Check Point has revealed that Hummingbad has been overtaken as the leading mobile malware for the first time since February 2016, and replaced at the top of the “most wanted mobile malware” Triada.
According to the new January Global Threat Impact Index from its Threat Intelligence Research Team, Triada is a modular backdoor for Android which grants super-user privileges to downloaded malware, as helps it to get embedded into system processes.
In total, mobile malware accounted for nine percent of all recognised attacks while the Index ranked Kelihos, a botnet used in bitcoin theft, as the most prevalent malware family overall, with five percent of organisations globally is impacted by it.
Overall the top three malware families revealed that hackers were using a wide range of attack vectors and tactics to target businesses. These threats impact all steps of the infection chain, including spam emails which are spread by botnets, and contain downloaders that place ransomware or a Trojan on the victim's machine.
Globally, Kelihos was the most active malware family affecting five percent of organisations globally, followed by HackerDefender and Cryptowall in second and third place respectively, with both impacting 4.5 percent of companies.

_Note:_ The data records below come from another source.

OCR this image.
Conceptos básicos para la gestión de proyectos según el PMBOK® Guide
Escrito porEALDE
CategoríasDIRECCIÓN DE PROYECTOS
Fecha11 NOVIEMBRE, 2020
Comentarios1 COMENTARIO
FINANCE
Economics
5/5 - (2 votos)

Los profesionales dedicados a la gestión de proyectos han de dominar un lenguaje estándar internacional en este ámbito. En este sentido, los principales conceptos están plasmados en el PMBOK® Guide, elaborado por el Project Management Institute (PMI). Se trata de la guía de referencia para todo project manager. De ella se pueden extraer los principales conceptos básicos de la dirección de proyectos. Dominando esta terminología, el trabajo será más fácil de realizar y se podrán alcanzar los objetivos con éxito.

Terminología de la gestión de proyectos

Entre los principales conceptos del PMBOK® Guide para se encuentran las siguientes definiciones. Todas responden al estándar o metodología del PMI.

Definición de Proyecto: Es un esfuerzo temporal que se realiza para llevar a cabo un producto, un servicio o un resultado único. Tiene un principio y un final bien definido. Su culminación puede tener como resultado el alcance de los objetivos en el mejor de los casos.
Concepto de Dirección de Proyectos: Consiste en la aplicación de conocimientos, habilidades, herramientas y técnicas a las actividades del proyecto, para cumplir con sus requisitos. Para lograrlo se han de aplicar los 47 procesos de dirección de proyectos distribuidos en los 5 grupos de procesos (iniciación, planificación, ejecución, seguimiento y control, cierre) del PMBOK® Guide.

The UK was also the 53rd most attacked country globally, higher than the US (100th), Germany (65th) and France (61st).
Nathan Shuchami, head of threat prevention at CheckPoint commented, “The wide range of threats seen during January, utilising all the available tactics in the infection chain, demonstrates the size of the task IT teams face in securing their networks against attack.”
Shuchami added: “To defend themselves, organisations need to apply advanced threat prevention measures on their networks, endpoints and mobile devices to stop malware at the pre-infection stage, to ensure that they are secured against both known and unknown threats.”
From January 2017, CheckPoint has revised how it indexes the top malware: it now shows the percentage of organisations worldwide affected by each malware family, to provide a ranking of the most prevalent malware families attacking networks, instead of being based on the number of detections found. This gives a more accurate overview of the actual impact of threats on organisations during the month.